Fantozzi, Luciano Salce (1975)
J’y allais avec quelques craintes, vu mon incapacité à adhérer à l’humour grotesque italien (comme japonais) des années 70. Cela n’a pas manqué. Au-delà des explications habituelles sur l’impossibilité bien souvent des comédies de ce type à s’exporter et sur l’humour générationnel (ce n’est pas la même chose de le découvrir enfant en famille qu’à mon âge), je continue de dire que l’humour « est vertical, ascensionnel, il regarde vers le haut, moque les puissants, non les miséreux. » C’est rare que je ne puisse pas tenir jusqu’à la fin d’un film. Mais quand un film est odieux avec les petites gens, les personnages fragiles, les enfants, culturel ou non, je n’arrive pas à rire. Je préfère rire des bourgeois et des princes.
Les Filles, Sumitra Peries (1978)
commentaire :
Écoutez les grondements de l’océan, Hideo Sekigawa (1950)
Dans la jungle des tyrannies
La guerre fait rage
Pour abrutir les hommes
Un bataillon marche
Sans trop savoir s’il suit
Un convoi funèbre
Ou s’il est déjà composé
De cadavres ambulants
L’officier a dit « crevez »
Alors les soldats ont crevé
Il a dit « stop »
(Parce qu’ils ont bouffé son cheval)
Alors ils ont stoppé
Les obus pleuvent
Une pluie de sang s’abat
Sur eux
Ou sur ceux qu’il reste
« Le Japon, c’est de quel côté ? »
« De là où vient la pluie »
Placé dans les films préférés / japonais préférés
Rapt, Dimitri Kirsanoff (1934)
Dimitri semble avoir totalement perdu son mojo en passant du muet au parlant (comme bien d’autres). Le cinéma parlant passe inévitablement par une conjonction rapide et cohérente d’éléments sonores. L’usage de la musique devient purement narratif : elle survole le récit, l’illustre. Ici, elle semble s’essayer à des expérimentations au fil de l’eau. Cela pourrait se comprendre si Dimitri avait expérimenté au muet, mais ce n’est pas vraiment le cas (en tout cas pour ses deux chefs-d’œuvre). C’était plus un poète des images. Le rythme est donc lent, chaotique, le récit fait du surplace, tout paraît monté avec les pieds. Les acteurs sont loin d’être au point alors que le résultat sembler flirter avec les films de la période de transition du muet au parlant quand les réalisateurs, pris de court, se mettaient à rajouter des séquences dialoguées et sonores sur le tard. 1934, Dimitri n’est pas en retard, il est à côté de la plaque.

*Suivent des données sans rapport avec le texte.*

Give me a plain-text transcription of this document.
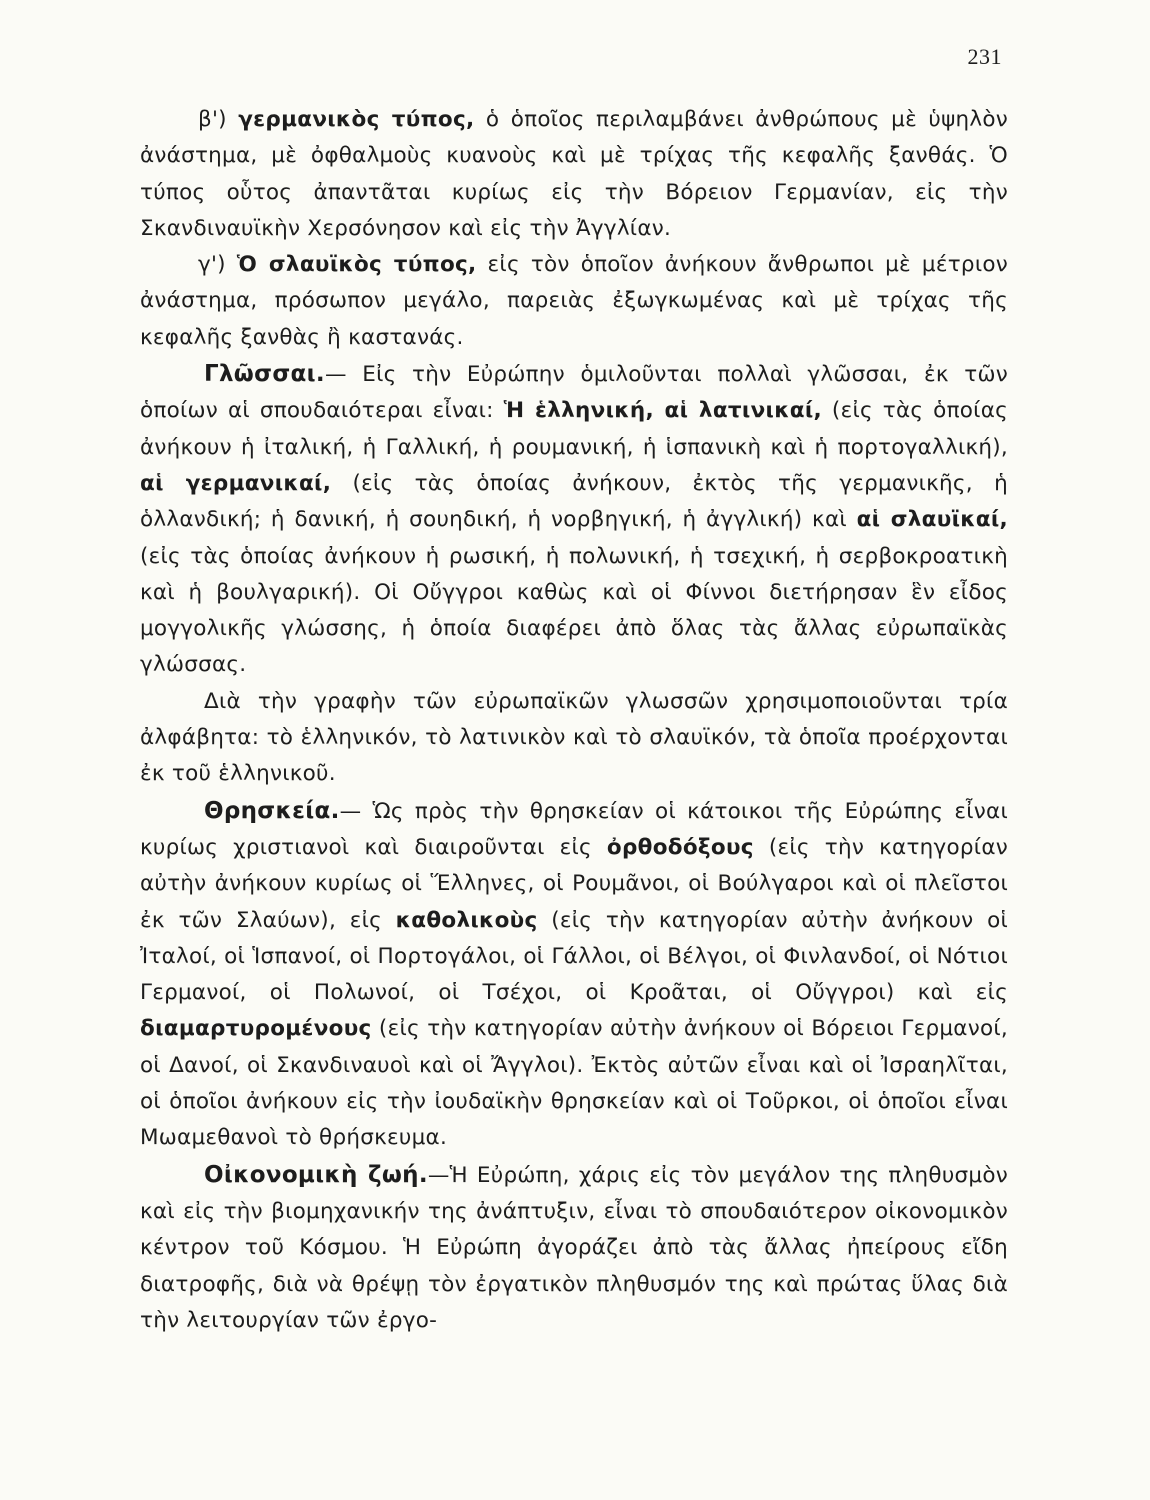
231

β') γερμανικὸς τύπος, ὁ ὁποῖος περιλαμβάνει ἀνθρώπους μὲ ὑψηλὸν ἀνάστημα, μὲ ὀφθαλμοὺς κυανοὺς καὶ μὲ τρίχας τῆς κεφαλῆς ξανθάς. Ὁ τύπος οὗτος ἀπαντᾶται κυρίως εἰς τὴν Βόρειον Γερμανίαν, εἰς τὴν Σκανδιναυϊκὴν Χερσόνησον καὶ εἰς τὴν Ἀγγλίαν.

γ') Ὁ σλαυϊκὸς τύπος, εἰς τὸν ὁποῖον ἀνήκουν ἄνθρωποι μὲ μέτριον ἀνάστημα, πρόσωπον μεγάλο, παρειὰς ἐξωγκωμένας καὶ μὲ τρίχας τῆς κεφαλῆς ξανθὰς ἢ καστανάς.

Γλῶσσαι.— Εἰς τὴν Εὐρώπην ὁμιλοῦνται πολλαὶ γλῶσσαι, ἐκ τῶν ὁποίων αἱ σπουδαιότεραι εἶναι: Ἡ ἑλληνική, αἱ λατινικαί, (εἰς τὰς ὁποίας ἀνήκουν ἡ ἰταλική, ἡ Γαλλική, ἡ ρουμανική, ἡ ἱσπανικὴ καὶ ἡ πορτογαλλική), αἱ γερμανικαί, (εἰς τὰς ὁποίας ἀνήκουν, ἐκτὸς τῆς γερμανικῆς, ἡ ὁλλανδική; ἡ δανική, ἡ σουηδική, ἡ νορβηγική, ἡ ἀγγλική) καὶ αἱ σλαυϊκαί, (εἰς τὰς ὁποίας ἀνήκουν ἡ ρωσική, ἡ πολωνική, ἡ τσεχική, ἡ σερβοκροατικὴ καὶ ἡ βουλγαρική). Οἱ Οὔγγροι καθὼς καὶ οἱ Φίννοι διετήρησαν ἓν εἶδος μογγολικῆς γλώσσης, ἡ ὁποία διαφέρει ἀπὸ ὅλας τὰς ἄλλας εὐρωπαϊκὰς γλώσσας.

Διὰ τὴν γραφὴν τῶν εὐρωπαϊκῶν γλωσσῶν χρησιμοποιοῦνται τρία ἀλφάβητα: τὸ ἑλληνικόν, τὸ λατινικὸν καὶ τὸ σλαυϊκόν, τὰ ὁποῖα προέρχονται ἐκ τοῦ ἑλληνικοῦ.

Θρησκεία.— Ὡς πρὸς τὴν θρησκείαν οἱ κάτοικοι τῆς Εὐρώπης εἶναι κυρίως χριστιανοὶ καὶ διαιροῦνται εἰς ὀρθοδόξους (εἰς τὴν κατηγορίαν αὐτὴν ἀνήκουν κυρίως οἱ Ἕλληνες, οἱ Ρουμᾶνοι, οἱ Βούλγαροι καὶ οἱ πλεῖστοι ἐκ τῶν Σλαύων), εἰς καθολικοὺς (εἰς τὴν κατηγορίαν αὐτὴν ἀνήκουν οἱ Ἰταλοί, οἱ Ἱσπανοί, οἱ Πορτογάλοι, οἱ Γάλλοι, οἱ Βέλγοι, οἱ Φινλανδοί, οἱ Νότιοι Γερμανοί, οἱ Πολωνοί, οἱ Τσέχοι, οἱ Κροᾶται, οἱ Οὔγγροι) καὶ εἰς διαμαρτυρομένους (εἰς τὴν κατηγορίαν αὐτὴν ἀνήκουν οἱ Βόρειοι Γερμανοί, οἱ Δανοί, οἱ Σκανδιναυοὶ καὶ οἱ Ἄγγλοι). Ἐκτὸς αὐτῶν εἶναι καὶ οἱ Ἰσραηλῖται, οἱ ὁποῖοι ἀνήκουν εἰς τὴν ἰουδαϊκὴν θρησκείαν καὶ οἱ Τοῦρκοι, οἱ ὁποῖοι εἶναι Μωαμεθανοὶ τὸ θρήσκευμα.

Οἰκονομικὴ ζωή.—Ἡ Εὐρώπη, χάρις εἰς τὸν μεγάλον της πληθυσμὸν καὶ εἰς τὴν βιομηχανικήν της ἀνάπτυξιν, εἶναι τὸ σπουδαιότερον οἰκονομικὸν κέντρον τοῦ Κόσμου. Ἡ Εὐρώπη ἀγοράζει ἀπὸ τὰς ἄλλας ἠπείρους εἴδη διατροφῆς, διὰ νὰ θρέψῃ τὸν ἐργατικὸν πληθυσμόν της καὶ πρώτας ὕλας διὰ τὴν λειτουργίαν τῶν ἐργο-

Et… pardon, mais que fait la police ? Ça n’a ni queue ni tête : un type kidnappe une jolie blonde du village voisin et on ne voit pas un képi, pas une figure d’autorité de tout le film ?
Onze heures sonnaient, Giuseppe De Santis (1952)
Les codes du film catastrophe appliqués à la cage d’escalier d’un immeuble qui s’effondre sous le poids de dizaines de femmes répondant à la même petite annonce pour un poste de dactylo. Plus d’un demi-siècle après et dans un autre pays, le fait divers est indolore, mais à l’époque, cela frôle un peu l’indécence. La place laissée dans le film au journalisme de foire pourrait prise par les auteurs de ce récit. Le cinéma n’a eu de cesse depuis de multiplier ce genre d’expériences d’illustration d’événements tragiques, et il n’y aurait pas une forte connotation politique à cette approche, c’en serait très certainement insupportable. De Santis, qui colle un peu trop au genre du film catastrophe avec ses excès de pathos avec ces instants de bravoure et ces rencontres inattendues qui augurent du meilleur en se vautrant dans le mélodrame, s’en tire grâce à la dénonciation franche et nette de la misère, présentée comme principale responsable de cette catastrophe. Lui et ses scénaristes (parmi lesquels Cesare Zavattini dont on reconnaît la patte à la frontière entre le néoréalisme et le mélodrame) n’ont pas cédé non plus à la facilité qui aurait consisté à caricaturer les différentes figures pouvant apparaître à tour de rôle comme responsables de l’effondrement de la cage d’escalier (le propriétaire, l’architecte, le comptable qui a passé la petite annonce dans le journal). D’autres personnages tirent plus volontiers vers le mélodrame (dans le sens « mélange des genres ») comme le père pingre (forcément interprété par Paolo Stoppa), le locataire bourru ou la concierge. Le mélodrame n’aime rien de mieux que les caricatures…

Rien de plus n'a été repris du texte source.